Image denoising and deringing for fourier single-pixel imaging based on upgraded weighted nuclear norm minimization

Single-pixel imaging techniques have been extensively studied because of the low requirements for the detector resolution and the low equipment cost. However, a large amount of noise and ringing commonly occur in the reconstructed images via previous single-pixel imaging methods at ultra-low sampling rates, which limits the real applications. In this paper, a novel Fourier single-pixel imaging method is proposed to reconstruct high-quality single-pixel imaging images at ultra-low sampling rates, which involves the stages of Fourier single-pixel imaging, block matching, upgraded weight nuclear norm minimization, and aggregation. To decrease the computational burden while important image details, block matching and aggregation are employed for the blocks divided from the low-quality image reconstructed by Fourier single-pixel imaging. To adapt the proposed upgraded weight nuclear norm minimization to different contaminated images, an adaptive scheme for the iterative regularization parameter is proposed to update the traditional weight nuclear norm minimization.
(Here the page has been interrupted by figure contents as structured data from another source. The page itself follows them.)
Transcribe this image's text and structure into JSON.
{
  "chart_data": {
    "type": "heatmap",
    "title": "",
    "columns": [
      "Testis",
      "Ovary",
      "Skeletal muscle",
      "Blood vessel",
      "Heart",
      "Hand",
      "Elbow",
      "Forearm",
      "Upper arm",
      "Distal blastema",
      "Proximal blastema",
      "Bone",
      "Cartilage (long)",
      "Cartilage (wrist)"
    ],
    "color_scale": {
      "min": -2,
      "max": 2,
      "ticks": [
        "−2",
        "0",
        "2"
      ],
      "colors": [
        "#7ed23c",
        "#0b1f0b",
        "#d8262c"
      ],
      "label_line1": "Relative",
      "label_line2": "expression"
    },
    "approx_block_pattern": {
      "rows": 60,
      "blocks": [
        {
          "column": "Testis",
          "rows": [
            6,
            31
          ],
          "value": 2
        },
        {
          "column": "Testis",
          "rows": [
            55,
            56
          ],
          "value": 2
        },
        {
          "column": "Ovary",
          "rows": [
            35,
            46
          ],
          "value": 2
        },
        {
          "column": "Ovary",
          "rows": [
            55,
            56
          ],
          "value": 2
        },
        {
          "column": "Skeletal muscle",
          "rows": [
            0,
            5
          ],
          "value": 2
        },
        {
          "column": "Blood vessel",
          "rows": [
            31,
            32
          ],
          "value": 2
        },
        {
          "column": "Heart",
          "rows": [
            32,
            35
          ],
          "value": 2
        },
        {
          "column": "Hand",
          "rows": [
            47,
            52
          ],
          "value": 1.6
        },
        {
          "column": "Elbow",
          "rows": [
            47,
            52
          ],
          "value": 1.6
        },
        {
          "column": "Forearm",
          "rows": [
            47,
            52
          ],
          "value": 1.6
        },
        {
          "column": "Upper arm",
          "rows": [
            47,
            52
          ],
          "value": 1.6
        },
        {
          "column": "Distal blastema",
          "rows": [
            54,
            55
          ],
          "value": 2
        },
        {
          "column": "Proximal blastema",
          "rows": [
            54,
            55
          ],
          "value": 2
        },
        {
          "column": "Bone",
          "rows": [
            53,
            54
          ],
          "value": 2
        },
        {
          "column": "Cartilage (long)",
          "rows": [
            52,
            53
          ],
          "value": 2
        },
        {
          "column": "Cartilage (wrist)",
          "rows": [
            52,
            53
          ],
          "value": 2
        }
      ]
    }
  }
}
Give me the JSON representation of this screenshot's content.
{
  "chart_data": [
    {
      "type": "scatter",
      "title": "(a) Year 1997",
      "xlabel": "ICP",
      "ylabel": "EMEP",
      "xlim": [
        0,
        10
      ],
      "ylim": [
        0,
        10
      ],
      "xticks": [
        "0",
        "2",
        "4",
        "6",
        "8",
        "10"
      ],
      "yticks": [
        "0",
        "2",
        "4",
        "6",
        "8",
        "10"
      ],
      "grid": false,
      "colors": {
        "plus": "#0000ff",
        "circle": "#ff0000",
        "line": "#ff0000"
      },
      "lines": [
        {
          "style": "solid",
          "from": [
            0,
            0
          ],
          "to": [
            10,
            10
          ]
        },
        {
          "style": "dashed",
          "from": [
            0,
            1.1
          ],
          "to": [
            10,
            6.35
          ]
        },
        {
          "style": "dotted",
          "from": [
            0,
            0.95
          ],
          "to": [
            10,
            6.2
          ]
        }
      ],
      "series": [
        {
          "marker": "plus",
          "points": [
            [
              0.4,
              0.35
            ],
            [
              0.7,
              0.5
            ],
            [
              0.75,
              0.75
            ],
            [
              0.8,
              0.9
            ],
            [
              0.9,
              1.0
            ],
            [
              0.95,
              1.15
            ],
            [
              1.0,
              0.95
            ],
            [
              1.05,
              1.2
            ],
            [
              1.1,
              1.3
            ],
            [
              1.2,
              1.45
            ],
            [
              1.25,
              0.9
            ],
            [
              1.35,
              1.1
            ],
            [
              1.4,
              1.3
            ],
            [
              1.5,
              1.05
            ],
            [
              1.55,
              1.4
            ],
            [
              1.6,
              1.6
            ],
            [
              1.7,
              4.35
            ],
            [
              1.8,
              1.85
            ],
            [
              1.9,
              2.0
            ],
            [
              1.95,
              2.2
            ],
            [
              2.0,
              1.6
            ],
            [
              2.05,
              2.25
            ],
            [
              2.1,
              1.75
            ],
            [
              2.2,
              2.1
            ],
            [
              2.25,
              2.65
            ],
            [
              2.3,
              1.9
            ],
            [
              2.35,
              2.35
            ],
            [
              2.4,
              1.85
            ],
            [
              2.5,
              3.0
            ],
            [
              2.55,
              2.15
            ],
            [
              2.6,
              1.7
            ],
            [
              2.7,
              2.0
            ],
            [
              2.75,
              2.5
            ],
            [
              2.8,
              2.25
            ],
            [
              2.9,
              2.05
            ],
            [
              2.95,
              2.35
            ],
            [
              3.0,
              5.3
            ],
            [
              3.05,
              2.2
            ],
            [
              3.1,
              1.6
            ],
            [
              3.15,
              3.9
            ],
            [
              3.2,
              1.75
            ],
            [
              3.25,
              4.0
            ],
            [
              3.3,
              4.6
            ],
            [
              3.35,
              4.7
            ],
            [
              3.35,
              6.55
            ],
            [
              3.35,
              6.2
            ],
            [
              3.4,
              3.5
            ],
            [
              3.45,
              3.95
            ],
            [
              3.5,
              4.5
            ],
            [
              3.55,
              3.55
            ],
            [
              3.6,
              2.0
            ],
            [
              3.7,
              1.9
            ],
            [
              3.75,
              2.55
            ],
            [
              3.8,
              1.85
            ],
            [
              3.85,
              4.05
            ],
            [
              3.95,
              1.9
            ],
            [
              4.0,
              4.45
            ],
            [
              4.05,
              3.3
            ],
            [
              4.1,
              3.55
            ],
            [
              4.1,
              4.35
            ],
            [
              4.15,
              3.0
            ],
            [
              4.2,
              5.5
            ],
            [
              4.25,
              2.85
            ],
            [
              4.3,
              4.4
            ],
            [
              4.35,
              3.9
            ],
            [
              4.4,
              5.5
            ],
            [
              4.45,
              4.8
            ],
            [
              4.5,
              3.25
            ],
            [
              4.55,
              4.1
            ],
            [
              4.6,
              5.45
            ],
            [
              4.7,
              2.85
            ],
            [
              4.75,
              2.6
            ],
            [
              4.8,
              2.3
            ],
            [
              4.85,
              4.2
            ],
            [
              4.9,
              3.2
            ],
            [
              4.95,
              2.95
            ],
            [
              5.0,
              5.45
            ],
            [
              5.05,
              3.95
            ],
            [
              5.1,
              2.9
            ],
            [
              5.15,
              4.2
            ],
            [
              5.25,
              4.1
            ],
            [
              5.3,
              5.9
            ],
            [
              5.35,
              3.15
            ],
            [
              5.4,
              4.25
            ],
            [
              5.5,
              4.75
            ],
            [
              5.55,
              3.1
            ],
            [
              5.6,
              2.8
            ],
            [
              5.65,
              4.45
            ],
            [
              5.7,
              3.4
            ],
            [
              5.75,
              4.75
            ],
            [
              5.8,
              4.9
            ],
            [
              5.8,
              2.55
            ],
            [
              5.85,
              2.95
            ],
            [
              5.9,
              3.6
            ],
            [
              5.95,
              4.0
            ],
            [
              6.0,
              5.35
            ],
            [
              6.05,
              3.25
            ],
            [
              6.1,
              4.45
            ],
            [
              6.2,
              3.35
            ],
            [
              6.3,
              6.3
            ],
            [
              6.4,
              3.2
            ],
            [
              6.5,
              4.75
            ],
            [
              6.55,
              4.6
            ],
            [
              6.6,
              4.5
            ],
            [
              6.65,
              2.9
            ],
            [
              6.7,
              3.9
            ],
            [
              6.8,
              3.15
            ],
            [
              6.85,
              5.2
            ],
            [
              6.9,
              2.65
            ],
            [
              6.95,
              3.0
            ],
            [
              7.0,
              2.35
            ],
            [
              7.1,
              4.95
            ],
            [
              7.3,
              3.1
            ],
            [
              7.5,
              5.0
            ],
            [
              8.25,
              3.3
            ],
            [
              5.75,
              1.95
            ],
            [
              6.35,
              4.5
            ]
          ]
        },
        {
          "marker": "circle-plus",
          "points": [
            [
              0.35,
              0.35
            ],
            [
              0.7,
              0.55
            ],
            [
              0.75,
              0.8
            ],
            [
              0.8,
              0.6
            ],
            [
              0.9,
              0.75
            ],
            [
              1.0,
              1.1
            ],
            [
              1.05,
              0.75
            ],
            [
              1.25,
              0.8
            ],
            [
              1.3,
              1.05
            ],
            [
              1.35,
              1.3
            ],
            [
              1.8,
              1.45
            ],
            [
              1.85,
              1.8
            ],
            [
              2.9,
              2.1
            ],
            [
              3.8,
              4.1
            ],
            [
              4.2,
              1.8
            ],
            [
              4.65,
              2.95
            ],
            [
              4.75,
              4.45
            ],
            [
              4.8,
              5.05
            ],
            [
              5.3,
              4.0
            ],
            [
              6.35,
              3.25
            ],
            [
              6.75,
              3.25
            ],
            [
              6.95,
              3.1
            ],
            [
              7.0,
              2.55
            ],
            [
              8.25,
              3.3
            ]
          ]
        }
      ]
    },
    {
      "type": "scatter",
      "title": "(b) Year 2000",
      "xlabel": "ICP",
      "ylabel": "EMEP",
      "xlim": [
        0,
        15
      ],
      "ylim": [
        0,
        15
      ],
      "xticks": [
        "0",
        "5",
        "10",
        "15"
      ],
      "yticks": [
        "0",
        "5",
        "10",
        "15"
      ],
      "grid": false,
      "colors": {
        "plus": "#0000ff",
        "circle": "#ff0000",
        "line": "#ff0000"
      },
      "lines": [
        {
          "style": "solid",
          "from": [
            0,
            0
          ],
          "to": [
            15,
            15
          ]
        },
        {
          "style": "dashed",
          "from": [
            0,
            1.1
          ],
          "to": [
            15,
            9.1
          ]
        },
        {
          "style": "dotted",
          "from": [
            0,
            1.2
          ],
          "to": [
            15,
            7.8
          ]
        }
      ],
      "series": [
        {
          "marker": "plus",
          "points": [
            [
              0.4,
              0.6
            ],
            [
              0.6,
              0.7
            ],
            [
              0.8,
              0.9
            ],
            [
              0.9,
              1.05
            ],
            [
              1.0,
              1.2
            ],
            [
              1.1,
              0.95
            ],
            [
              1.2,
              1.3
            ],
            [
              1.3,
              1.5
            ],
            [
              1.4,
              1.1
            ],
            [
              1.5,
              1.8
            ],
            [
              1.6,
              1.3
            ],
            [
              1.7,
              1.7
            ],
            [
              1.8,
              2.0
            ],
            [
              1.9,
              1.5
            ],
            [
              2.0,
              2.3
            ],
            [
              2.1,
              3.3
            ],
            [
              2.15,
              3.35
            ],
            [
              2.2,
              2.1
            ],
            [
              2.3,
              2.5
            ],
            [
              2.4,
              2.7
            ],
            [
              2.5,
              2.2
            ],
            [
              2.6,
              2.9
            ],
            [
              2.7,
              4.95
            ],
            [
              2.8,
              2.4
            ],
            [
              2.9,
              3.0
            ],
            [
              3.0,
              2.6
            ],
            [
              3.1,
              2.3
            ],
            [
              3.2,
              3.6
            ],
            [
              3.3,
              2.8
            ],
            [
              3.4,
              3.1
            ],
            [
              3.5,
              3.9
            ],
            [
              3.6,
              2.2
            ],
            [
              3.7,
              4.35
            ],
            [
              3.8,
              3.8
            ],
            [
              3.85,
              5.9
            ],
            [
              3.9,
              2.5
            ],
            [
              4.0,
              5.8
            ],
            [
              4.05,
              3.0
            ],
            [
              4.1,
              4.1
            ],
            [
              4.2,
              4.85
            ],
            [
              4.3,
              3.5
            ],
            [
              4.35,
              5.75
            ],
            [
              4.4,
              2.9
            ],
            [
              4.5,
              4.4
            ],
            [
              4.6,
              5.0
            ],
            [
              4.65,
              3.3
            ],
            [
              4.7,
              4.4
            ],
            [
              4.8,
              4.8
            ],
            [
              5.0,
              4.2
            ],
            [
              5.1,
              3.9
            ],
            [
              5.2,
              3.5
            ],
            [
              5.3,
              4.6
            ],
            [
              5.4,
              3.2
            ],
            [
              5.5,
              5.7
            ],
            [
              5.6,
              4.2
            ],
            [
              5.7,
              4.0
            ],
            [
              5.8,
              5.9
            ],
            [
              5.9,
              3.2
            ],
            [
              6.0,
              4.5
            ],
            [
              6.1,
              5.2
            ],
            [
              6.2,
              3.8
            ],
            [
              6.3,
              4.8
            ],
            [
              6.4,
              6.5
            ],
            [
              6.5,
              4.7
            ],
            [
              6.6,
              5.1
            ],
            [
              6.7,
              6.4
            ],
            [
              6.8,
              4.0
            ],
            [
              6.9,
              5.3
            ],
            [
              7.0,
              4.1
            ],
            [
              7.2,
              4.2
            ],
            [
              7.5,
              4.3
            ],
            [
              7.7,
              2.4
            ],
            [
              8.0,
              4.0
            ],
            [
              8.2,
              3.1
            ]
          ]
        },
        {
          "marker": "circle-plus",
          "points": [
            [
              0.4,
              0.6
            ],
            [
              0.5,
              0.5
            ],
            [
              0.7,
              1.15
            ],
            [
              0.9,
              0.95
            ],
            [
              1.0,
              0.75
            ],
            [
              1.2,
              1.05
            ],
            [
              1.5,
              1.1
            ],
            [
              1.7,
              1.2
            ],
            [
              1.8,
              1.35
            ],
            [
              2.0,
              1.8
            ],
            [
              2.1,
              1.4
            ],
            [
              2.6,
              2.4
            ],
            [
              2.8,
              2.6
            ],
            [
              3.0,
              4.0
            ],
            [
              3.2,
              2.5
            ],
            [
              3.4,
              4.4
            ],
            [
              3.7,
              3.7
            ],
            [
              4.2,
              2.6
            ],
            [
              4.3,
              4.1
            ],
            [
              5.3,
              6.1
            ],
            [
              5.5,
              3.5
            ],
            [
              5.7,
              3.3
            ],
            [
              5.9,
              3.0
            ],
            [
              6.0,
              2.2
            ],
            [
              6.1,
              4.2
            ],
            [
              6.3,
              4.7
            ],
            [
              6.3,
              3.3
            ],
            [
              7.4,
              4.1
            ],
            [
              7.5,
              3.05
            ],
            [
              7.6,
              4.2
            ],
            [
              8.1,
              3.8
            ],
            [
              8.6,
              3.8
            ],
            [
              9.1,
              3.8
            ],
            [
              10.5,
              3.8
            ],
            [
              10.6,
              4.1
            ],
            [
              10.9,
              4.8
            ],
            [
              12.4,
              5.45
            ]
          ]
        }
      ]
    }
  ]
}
Experimental results indicate that the proposed Fourier single-pixel imaging method based on upgraded weight nuclear norm minimization exhibits the capacity to reliably and effectively reconstruct high-quality images for single-pixel imaging at low sampling rates, even at the sampling rate of 1 %. Experimental results also demonstrate that the proposed method performs better image reconstruction than some existing single-pixel imaging.